Well! The answer to your question for me is "NO!". It is not worth the risk!
I'm stunned at the other amounts of radiation associated with CTs of other body parts.
Abdominal CTs are ordered like lattes in ERs!
Boy, I now have a much greater respect for radiology tests in general and CTs in particular!
Considering the dose to workers (wb) is 5.0 Rem's p/year and 75 Rems p/year extremity, I don't see what the fuss is all about. Those limits are in place for a reason, and can be demonstrated to show that even rad workers will not have a great increase in cancer deaths at the end of a work career.

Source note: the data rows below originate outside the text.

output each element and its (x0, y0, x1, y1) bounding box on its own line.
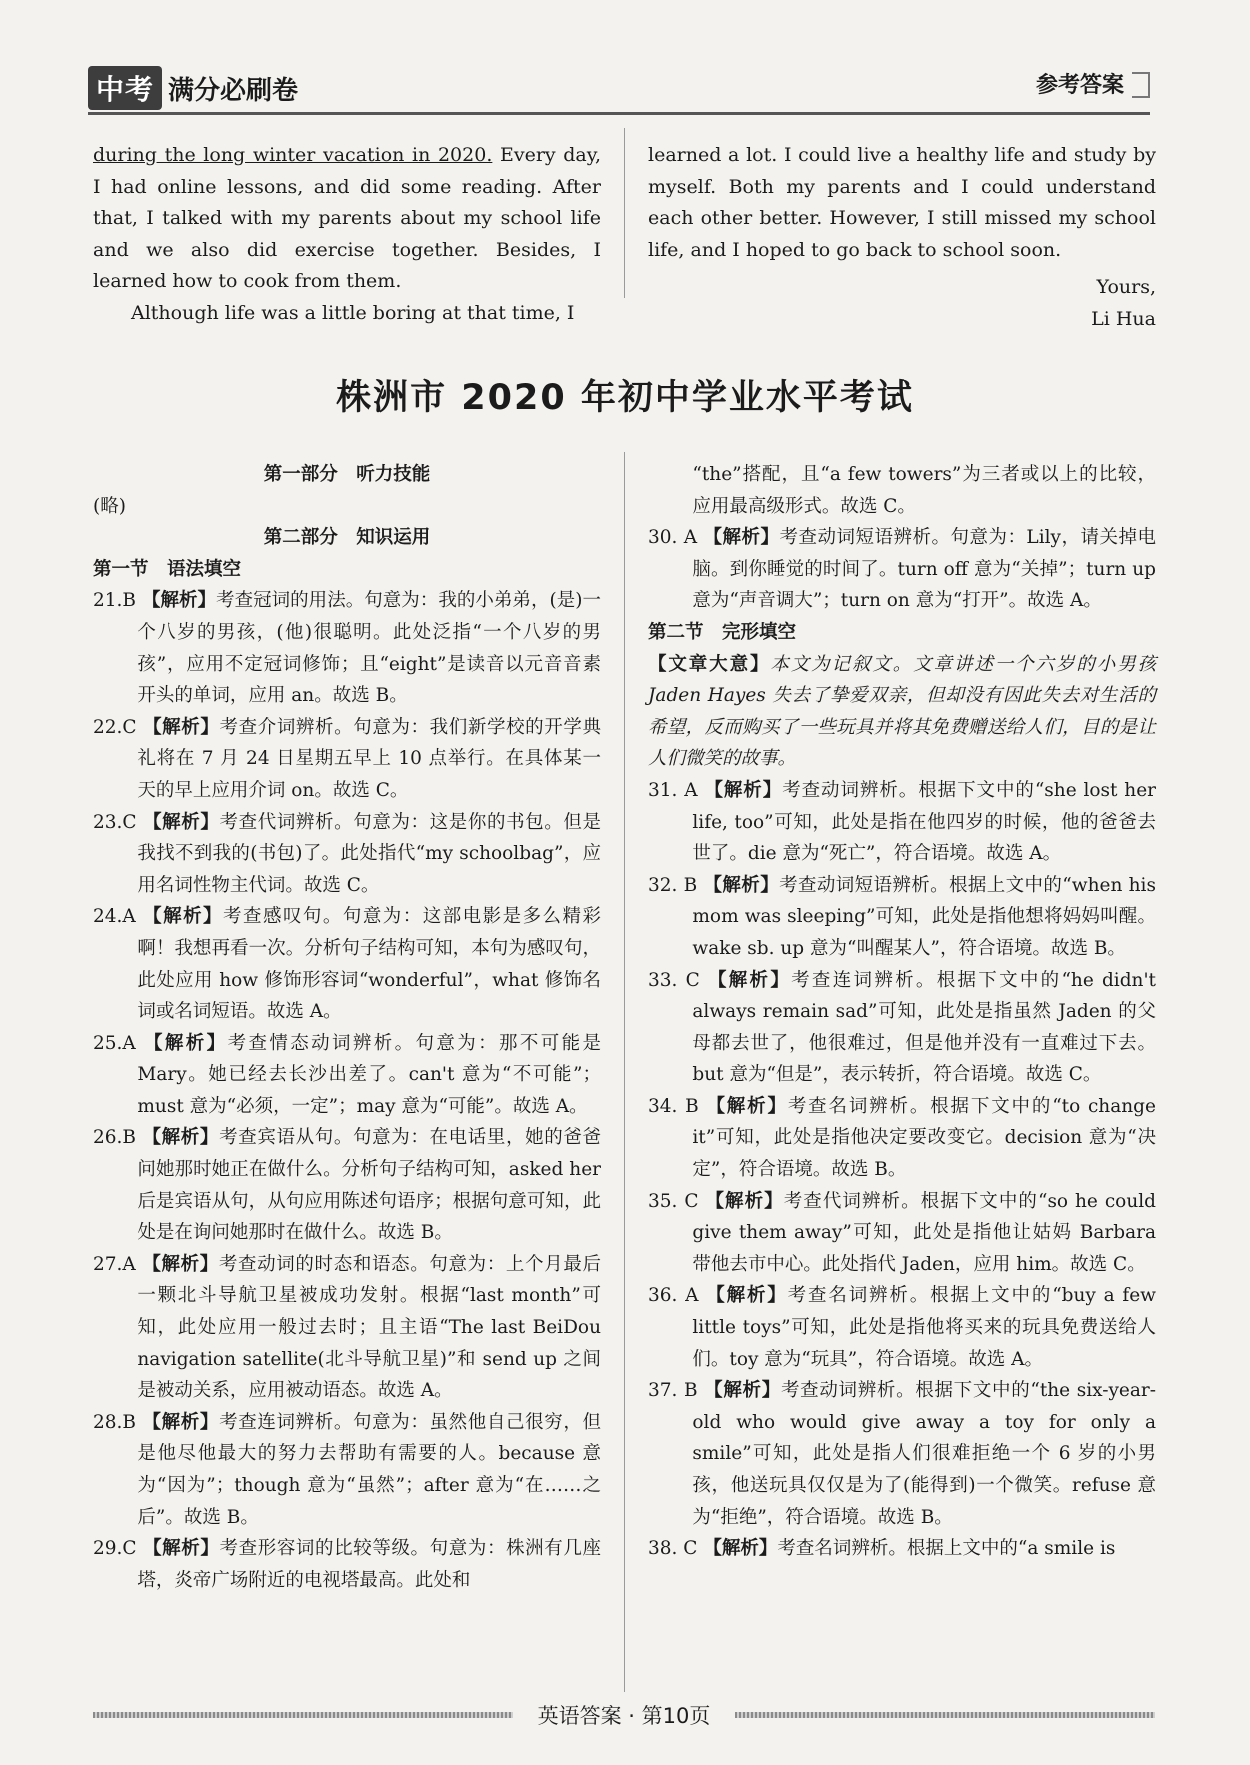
letter-closing: Yours, (1096, 276, 1156, 298)
answer-list-right (648, 775, 1156, 1565)
answer-item (93, 712, 601, 807)
answer-item (648, 775, 1156, 870)
answer-item-30: 30. A 【解析】考查动词短语辨析。句意为：Lily，请关掉电脑。到你睡觉的时间了。turn off 意为“关掉”；turn up 意为“声音调大”；turn on 意为“打开”。故选 A。 (648, 527, 1156, 612)
analysis-tag: 【解析】 (706, 1285, 788, 1307)
analysis-text: 考查名词辨析。根据上文中的“buy a few little toys”可知，此处是指他将买来的玩具免费送给人们。toy 意为“玩具”，符合语境。故选 A。 (692, 1285, 1156, 1370)
answers-left-column (93, 459, 601, 1596)
answer-item (648, 1375, 1156, 1533)
letter-paragraph-3: learned a lot. I could live a healthy life and study by myself. Both my parents and I could understand each other better. However, I still missed my school life, and I hoped to go back to school soon. (648, 144, 1156, 261)
analysis-text: 考查名词辨析。根据下文中的“to change it”可知，此处是指他决定要改变它。decision 意为“决定”，符合语境。故选 B。 (692, 1095, 1156, 1181)
footer-bar-right (735, 1712, 1155, 1718)
exam-title: 株洲市 2020 年初中学业水平考试 (336, 378, 914, 418)
letter-signature: Li Hua (1091, 307, 1156, 330)
logo-box: 中考 (88, 66, 162, 110)
analysis-tag: 【解析】 (143, 811, 220, 833)
letter-left-column (93, 140, 601, 329)
answer-item (648, 1280, 1156, 1375)
analysis-tag: 【解析】 (703, 874, 780, 896)
answer-number: 28.B (93, 1411, 137, 1433)
article-summary: 【文章大意】本文为记叙文。文章讲述一个六岁的小男孩 Jaden Hayes 失去了挚爱双亲，但却没有因此失去对生活的希望，反而购买了一些玩具并将其免费赠送给人们，目的是让人们微笑的故事。 (648, 653, 1156, 770)
answer-item (93, 1122, 601, 1248)
analysis-text: 考查宾语从句。句意为：在电话里，她的爸爸问她那时她正在做什么。分析句子结构可知，asked her 后是宾语从句，从句应用陈述句语序；根据句意可知，此处是在询问她那时在做什么。故选 B。 (137, 1127, 601, 1244)
header-divider (88, 112, 1150, 115)
answers-right-column (648, 459, 1156, 1565)
analysis-text: 考查代词辨析。根据下文中的“so he could give them away”可知，此处是指他让姑妈 Barbara 带他去市中心。此处指代 Jaden，应用 him。故选 C。 (692, 1190, 1156, 1275)
analysis-tag: 【解析】 (706, 1095, 788, 1117)
series-logo (88, 68, 298, 108)
analysis-text: 考查动词短语辨析。根据上文中的“when his mom was sleeping”可知，此处是指他想将妈妈叫醒。wake sb. up 意为“叫醒某人”，符合语境。故选 B。 (692, 874, 1156, 959)
analysis-text: 考查代词辨析。句意为：这是你的书包。但是我找不到我的(书包)了。此处指代“my schoolbag”，应用名词性物主代词。故选 C。 (137, 811, 601, 896)
answer-item (93, 807, 601, 902)
answer-number: 26.B (93, 1127, 137, 1149)
section2-heading: 第二节 完形填空 (648, 621, 797, 643)
answer-item (93, 585, 601, 711)
answer-number: 22.C (93, 716, 137, 738)
answer-number: 27.A (93, 1253, 136, 1275)
analysis-text: 考查名词辨析。根据上文中的“a smile is (777, 1538, 1116, 1560)
answer-tab: 参考答案 (1036, 68, 1150, 99)
analysis-text: 考查介词辨析。句意为：我们新学校的开学典礼将在 7 月 24 日星期五早上 10 点举行。在具体某一天的早上应用介词 on。故选 C。 (137, 716, 601, 801)
analysis-text: 考查动词的时态和语态。句意为：上个月最后一颗北斗导航卫星被成功发射。根据“last month”可知，此处应用一般过去时；且主语“The last BeiDou navigation satellite(北斗导航卫星)”和 send up 之间是被动关系，应用被动语态。故选 A。 (137, 1253, 601, 1402)
analysis-text: 考查动词辨析。根据下文中的“she lost her life, too”可知，此处是指在他四岁的时候，他的爸爸去世了。die 意为“死亡”，符合语境。故选 A。 (692, 779, 1156, 865)
answer-item (93, 1407, 601, 1533)
summary-tag: 【文章大意】 (648, 653, 771, 675)
analysis-tag: 【解析】 (143, 906, 224, 928)
analysis-text: 考查冠词的用法。句意为：我的小弟弟，(是)一个八岁的男孩，(他)很聪明。此处泛指“一个八岁的男孩”，应用不定冠词修饰；且“eight”是读音以元音音素开头的单词，应用 an。故选 B。 (137, 590, 601, 707)
column-divider-top (624, 128, 625, 298)
analysis-text: 考查连词辨析。根据下文中的“he didn't always remain sad”可知，此处是指虽然 Jaden 的父母都去世了，他很难过，但是他并没有一直难过下去。but 意为“但是”，表示转折，符合语境。故选 C。 (692, 969, 1156, 1086)
analysis-tag: 【解析】 (704, 779, 783, 801)
answer-number: 36. A (648, 1285, 699, 1307)
answer-29-continuation: “the”搭配，且“a few towers”为三者或以上的比较，应用最高级形式。故选 C。 (692, 464, 1156, 517)
answer-number: 38. C (648, 1538, 698, 1560)
answer-item (648, 965, 1156, 1091)
analysis-tag: 【解析】 (142, 1253, 219, 1275)
underlined-phrase: during the long winter vacation in 2020. (93, 144, 493, 166)
analysis-tag: 【解析】 (704, 1380, 781, 1402)
answer-number: 24.A (93, 906, 136, 928)
answer-item (93, 1249, 601, 1407)
answer-number: 25.A (93, 1032, 136, 1054)
analysis-text: 考查连词辨析。句意为：虽然他自己很穷，但是他尽他最大的努力去帮助有需要的人。because 意为“因为”；though 意为“虽然”；after 意为“在……之后”。故选 B。 (137, 1411, 601, 1528)
analysis-tag: 【解析】 (142, 1127, 220, 1149)
analysis-tag: 【解析】 (143, 1538, 220, 1560)
letter-right-column (648, 140, 1156, 335)
letter-paragraph-2: Although life was a little boring at that time, I (131, 301, 575, 324)
answer-number: 37. B (648, 1380, 698, 1402)
page-footer (93, 1700, 1155, 1730)
analysis-text: 考查形容词的比较等级。句意为：株洲有几座塔，炎帝广场附近的电视塔最高。此处和 (137, 1538, 601, 1591)
analysis-tag: 【解析】 (144, 1032, 228, 1054)
analysis-tag: 【解析】 (141, 590, 217, 612)
analysis-tag: 【解析】 (707, 969, 792, 991)
answer-number: 23.C (93, 811, 137, 833)
answer-item (648, 870, 1156, 965)
analysis-tag: 【解析】 (705, 1190, 784, 1212)
page-header (88, 66, 1150, 110)
analysis-text: 考查情态动词辨析。句意为：那不可能是 Mary。她已经去长沙出差了。can't 意为“不可能”；must 意为“必须，一定”；may 意为“可能”。故选 A。 (137, 1032, 601, 1117)
answer-number: 29.C (93, 1538, 137, 1560)
answer-item (93, 901, 601, 1027)
answer-list-left (93, 585, 601, 1596)
analysis-text: 考查感叹句。句意为：这部电影是多么精彩啊！我想再看一次。分析句子结构可知，本句为感叹句，此处应用 how 修饰形容词“wonderful”，what 修饰名词或名词短语。故选 A。 (137, 906, 601, 1023)
page-number: 英语答案 · 第10页 (537, 1704, 711, 1728)
analysis-tag: 【解析】 (703, 1538, 778, 1560)
answer-item (93, 1533, 601, 1596)
answer-number: 34. B (648, 1095, 699, 1117)
answer-number: 35. C (648, 1190, 699, 1212)
letter-paragraph-1: during the long winter vacation in 2020. Every day, I had online lessons, and did some reading. After that, I talked with my parents about my school life and we also did exercise together. Besides, I learned how to cook from them. (93, 144, 601, 292)
answer-number: 33. C (648, 969, 700, 991)
omitted-note: (略) (93, 495, 126, 517)
analysis-tag: 【解析】 (143, 716, 220, 738)
section1-heading: 第一节 语法填空 (93, 558, 242, 580)
analysis-text: 考查动词辨析。根据下文中的“the six-year-old who would give away a toy for only a smile”可知，此处是指人们很难拒绝一个 6 岁的小男孩，他送玩具仅仅是为了(能得到)一个微笑。refuse 意为“拒绝”，符合语境。故选 B。 (692, 1380, 1156, 1528)
answer-item (648, 1091, 1156, 1186)
answer-number: 31. A (648, 779, 698, 801)
series-title: 满分必刷卷 (168, 75, 299, 106)
answer-item (93, 1028, 601, 1123)
analysis-tag: 【解析】 (142, 1411, 220, 1433)
part2-heading: 第二部分 知识运用 (263, 527, 431, 549)
part1-heading: 第一部分 听力技能 (263, 464, 431, 485)
column-divider-bottom (624, 452, 625, 1692)
answer-item (648, 1186, 1156, 1281)
answer-item (648, 1533, 1156, 1565)
answer-number: 21.B (93, 590, 137, 612)
answer-number: 32. B (648, 874, 698, 896)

I will take all the rads you want to send my way as a patient/member of the public (who by the way can 'legally' receive 100 mrem from machines/sources NOT being used in treatment p/year and still not expect an increase in cancer deaths) if it means finding a cancer or other life threatening issue as early as possible. You have to weigh the risk/benefits before going off half cocked and declaring radiation scans as a 'neccesary evil'.

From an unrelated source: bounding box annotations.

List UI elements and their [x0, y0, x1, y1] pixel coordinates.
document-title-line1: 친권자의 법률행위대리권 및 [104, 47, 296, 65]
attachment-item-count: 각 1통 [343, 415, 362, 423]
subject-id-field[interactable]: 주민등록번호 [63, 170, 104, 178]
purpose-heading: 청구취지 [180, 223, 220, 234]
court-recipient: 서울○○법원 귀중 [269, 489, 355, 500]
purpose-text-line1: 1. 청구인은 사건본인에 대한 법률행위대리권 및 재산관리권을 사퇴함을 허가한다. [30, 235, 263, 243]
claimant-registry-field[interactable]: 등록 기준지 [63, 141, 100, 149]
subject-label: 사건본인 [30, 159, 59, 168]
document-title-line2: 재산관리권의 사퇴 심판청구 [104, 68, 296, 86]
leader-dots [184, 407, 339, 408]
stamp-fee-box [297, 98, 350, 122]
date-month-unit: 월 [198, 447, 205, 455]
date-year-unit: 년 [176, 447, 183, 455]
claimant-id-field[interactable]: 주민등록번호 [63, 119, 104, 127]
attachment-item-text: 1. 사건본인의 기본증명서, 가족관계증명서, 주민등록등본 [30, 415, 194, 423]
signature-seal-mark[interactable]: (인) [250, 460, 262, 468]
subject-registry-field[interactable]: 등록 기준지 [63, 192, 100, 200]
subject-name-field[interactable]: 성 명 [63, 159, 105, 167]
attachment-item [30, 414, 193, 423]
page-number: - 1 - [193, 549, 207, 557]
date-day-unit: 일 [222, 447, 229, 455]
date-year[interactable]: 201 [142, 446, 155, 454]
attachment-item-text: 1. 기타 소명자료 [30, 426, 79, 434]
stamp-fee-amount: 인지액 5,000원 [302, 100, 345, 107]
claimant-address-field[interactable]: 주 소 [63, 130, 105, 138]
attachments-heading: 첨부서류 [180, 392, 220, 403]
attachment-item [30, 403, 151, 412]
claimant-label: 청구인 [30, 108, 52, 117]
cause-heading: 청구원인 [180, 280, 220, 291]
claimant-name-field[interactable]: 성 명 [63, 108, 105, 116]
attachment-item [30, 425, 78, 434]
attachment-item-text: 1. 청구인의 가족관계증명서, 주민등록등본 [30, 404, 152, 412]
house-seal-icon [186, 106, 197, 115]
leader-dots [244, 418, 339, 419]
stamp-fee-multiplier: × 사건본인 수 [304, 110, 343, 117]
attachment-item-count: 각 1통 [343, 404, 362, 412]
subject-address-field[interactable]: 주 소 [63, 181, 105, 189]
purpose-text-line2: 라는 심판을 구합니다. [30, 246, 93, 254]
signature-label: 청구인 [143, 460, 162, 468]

Thanks for your comment. Your points are well-taken. I would bet, however, that there are issues in this post that are not known by our patients and ER staff who do these "like ordering lattes." I bask in radiation daily (I do afib ablations, need I say more?) and worry about how to minimize my exposure AND my patient's exposure to ionizing radiation. The point here is that there are risks, and the risks are cummulative. Fortunately, device manufacturers, I believe, are becoming more sensitive to this as they stretch the imaging envelope, but this issue warrants careful follow-up as new technologies are introduced.